Pietruccio Montalbetti: “Storia di due amici e dei Dik Dik”

Quando a raccontare un’epoca è chi l’ha vissuta in prima persona, le parole hanno un peso diverso. In Storia di due amici e dei Dik Dik (Minerva Edizioni, prefazione di Marco Buticchi), Pietruccio Montalbetti, storico chitarrista e fondatore dei Dik Dik, ci guida dentro i suoi ricordi, tra la nascita di una band leggendaria e l’incontro che gli ha cambiato la vita: quello con Lucio Battisti.

Un’autobiografia intensa, piena di emozioni vere, e anche un grande omaggio all’amicizia.

Lucio Battisti prima del mito

Nel libro, Pietruccio non parla del “personaggio Battisti”, ma dell’amico Lucio. Quello che incontrò per caso in uno studio di registrazione, prima della fama. “Quando sento la parola ‘amicizia’, mi viene in mente solo un nome: Lucio”, scrive. Un rapporto nato tra jam session e chiacchiere sincere, costruito su stima e affetto, molto prima dei riflettori. Fu proprio Pietruccio a credere in una delle sue prime canzoni, Se rimani con me, e a inciderla nel disco d’esordio dei Dik Dik: fu quella la prima firma ufficiale di Battisti.

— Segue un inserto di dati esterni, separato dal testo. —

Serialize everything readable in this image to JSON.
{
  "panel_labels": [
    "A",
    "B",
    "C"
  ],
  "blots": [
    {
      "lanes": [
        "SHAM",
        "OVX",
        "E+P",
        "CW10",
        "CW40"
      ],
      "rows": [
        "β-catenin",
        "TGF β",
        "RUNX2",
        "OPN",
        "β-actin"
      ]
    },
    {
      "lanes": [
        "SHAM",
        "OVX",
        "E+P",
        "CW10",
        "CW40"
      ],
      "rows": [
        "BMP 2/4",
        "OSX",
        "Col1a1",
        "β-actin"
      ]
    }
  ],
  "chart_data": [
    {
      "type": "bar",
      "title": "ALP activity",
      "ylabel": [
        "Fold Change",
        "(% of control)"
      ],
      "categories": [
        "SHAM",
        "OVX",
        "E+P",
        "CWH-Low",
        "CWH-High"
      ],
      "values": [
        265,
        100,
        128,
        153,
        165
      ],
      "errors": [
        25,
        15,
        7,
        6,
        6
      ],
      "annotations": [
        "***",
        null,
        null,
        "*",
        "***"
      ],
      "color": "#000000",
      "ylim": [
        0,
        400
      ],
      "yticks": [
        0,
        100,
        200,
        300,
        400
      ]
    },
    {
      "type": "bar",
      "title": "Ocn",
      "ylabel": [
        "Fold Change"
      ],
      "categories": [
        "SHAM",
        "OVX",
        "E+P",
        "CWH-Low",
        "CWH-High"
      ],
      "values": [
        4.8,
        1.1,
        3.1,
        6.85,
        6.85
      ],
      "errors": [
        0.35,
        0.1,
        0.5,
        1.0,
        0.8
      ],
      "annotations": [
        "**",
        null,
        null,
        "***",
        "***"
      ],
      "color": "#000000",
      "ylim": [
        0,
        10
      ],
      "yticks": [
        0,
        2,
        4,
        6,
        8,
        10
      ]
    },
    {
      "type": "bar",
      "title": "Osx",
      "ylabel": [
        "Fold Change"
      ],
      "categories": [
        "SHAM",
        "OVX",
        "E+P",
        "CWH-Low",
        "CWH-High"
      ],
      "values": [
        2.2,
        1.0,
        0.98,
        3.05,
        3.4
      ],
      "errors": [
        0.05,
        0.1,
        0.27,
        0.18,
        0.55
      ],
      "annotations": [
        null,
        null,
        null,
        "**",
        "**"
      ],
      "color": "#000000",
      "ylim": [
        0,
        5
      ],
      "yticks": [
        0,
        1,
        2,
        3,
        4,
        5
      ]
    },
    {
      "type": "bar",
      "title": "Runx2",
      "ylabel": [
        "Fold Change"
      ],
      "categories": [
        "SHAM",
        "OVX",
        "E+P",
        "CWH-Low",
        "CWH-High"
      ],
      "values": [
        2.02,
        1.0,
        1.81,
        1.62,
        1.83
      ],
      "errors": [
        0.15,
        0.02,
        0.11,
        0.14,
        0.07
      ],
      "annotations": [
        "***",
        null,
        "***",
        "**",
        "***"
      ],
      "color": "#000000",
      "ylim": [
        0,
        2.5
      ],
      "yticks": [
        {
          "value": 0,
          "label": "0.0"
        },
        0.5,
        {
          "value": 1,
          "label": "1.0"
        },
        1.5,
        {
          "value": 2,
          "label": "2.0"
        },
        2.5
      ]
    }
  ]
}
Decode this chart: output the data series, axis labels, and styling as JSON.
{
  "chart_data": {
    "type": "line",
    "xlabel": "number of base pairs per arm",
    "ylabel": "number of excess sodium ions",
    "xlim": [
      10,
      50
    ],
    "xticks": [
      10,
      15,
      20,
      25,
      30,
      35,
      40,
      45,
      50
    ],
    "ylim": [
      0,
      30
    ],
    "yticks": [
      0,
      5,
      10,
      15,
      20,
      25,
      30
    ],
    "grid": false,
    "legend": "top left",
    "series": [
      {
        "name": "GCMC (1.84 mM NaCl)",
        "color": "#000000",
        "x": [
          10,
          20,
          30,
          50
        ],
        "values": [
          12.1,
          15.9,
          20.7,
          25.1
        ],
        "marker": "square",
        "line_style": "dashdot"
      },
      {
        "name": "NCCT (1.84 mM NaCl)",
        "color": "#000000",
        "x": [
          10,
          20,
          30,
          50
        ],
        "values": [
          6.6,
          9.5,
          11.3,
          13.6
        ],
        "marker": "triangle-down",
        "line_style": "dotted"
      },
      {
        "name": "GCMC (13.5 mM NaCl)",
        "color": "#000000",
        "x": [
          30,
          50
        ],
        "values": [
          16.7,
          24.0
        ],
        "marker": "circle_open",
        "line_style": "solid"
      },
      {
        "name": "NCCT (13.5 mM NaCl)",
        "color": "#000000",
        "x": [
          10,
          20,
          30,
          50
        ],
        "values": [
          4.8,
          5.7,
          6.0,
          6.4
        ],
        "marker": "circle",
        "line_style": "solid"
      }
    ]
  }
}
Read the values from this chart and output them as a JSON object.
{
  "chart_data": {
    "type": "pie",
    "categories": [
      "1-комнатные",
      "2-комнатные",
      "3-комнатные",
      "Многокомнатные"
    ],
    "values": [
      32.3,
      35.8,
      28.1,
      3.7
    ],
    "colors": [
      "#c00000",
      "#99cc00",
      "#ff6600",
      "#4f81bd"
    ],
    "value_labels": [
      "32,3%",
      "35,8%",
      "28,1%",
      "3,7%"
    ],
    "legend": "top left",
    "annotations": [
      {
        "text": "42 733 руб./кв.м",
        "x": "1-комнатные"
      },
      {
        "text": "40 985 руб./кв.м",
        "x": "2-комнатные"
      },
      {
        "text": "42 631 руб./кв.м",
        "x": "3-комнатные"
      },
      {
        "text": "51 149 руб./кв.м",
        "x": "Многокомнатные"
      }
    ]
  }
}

I Dik Dik e l’Italia che cambiava

Accanto a questa storia c’è quella della band: dai primi passi sotto il nome “I Dreamers” alle audizioni alla Ricordi, dai concerti in provincia con la Cinquecento carica di strumenti ai brani che hanno segnato una generazione. Sognando la California, Il vento, L’isola di Wight… Non erano solo canzoni, erano colonne sonore di sogni, viaggi, amori e rivoluzioni interiori. Come scrive Buticchi: “Quel vento soffia ancora. Quelle canzoni sono leve invisibili capaci di sollevare mondi interiori”.

C’è anche tanta Milano nel libro: una città viva, popolare, solidale. Una Milano dove i sogni sembravano davvero possibili. E ci sono i piccoli grandi eroi che aiutano i ragazzi a inseguirli: la madre di Pietruccio che veglia sulle prove, don Angelo che scrive una lettera di raccomandazione per farli arrivare alla Ricordi. Sono episodi teneri, ironici, pieni di umanità.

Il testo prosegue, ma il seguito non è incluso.